The full text of the Petition reads as follows:

 WE the undersigned residents and citizens of Canada, in recognition of our duties and responsibilities as treaty people, call upon the government to turn its good intentions into deeds and immediately correct the following injustices and failures to honour the treaty relationship:
1. While the previous government in 2007 promised 25,000 indigenous owned homes within 10 years, fewer than 200 have been built even though Indigenous and Northern Affairs Canada underspent by $900 million what Parliament authorized in the 2015 – 2016 fiscal year.
2. As of October 31, 2016, there were 133 drinking water advisories in effect in 90 First Nations Communities across Canada, excluding British Columbia.
3. On Jan. 26th, 2016, the Canadian Human Rights Tribunal found that the child welfare services provided by the Canadian Government to 163,000 First Nations children and their families fail to meet the standard of government services available to all other children in Canada.
4. Suicides among First Nations youth (aged 15 to 24) are five to six times higher than for nonaboriginal youth in Canada.
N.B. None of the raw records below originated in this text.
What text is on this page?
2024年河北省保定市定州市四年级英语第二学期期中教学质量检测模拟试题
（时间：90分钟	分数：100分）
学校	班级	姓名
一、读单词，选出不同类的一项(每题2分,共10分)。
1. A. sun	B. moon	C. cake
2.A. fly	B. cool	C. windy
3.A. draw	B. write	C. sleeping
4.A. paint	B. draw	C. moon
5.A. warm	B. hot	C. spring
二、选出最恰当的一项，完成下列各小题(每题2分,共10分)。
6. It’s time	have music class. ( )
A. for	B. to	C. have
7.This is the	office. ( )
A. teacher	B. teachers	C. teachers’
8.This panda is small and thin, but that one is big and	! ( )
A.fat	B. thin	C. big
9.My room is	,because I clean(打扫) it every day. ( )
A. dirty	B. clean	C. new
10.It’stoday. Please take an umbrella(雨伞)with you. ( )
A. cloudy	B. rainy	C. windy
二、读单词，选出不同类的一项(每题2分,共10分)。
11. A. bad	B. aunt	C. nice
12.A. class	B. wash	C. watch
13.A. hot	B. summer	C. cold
In July of 2016, the Wapekeka First Nation asked Health Canada for funding to thwart a youth suicide pact. Health Canada refused. On January 8th, 2017, two children in the community took their own lives.
5. While Prime Minister Trudeau promised to lift the 2% cap on annual funding increases for First Nations programming on reserves, a report from the Canadian Press dated June 16, 2016, shows that this needed funding has not yet begun to flow. These funds are urgently needed for education, housing, water, health and social services on First Nations reserves and communities.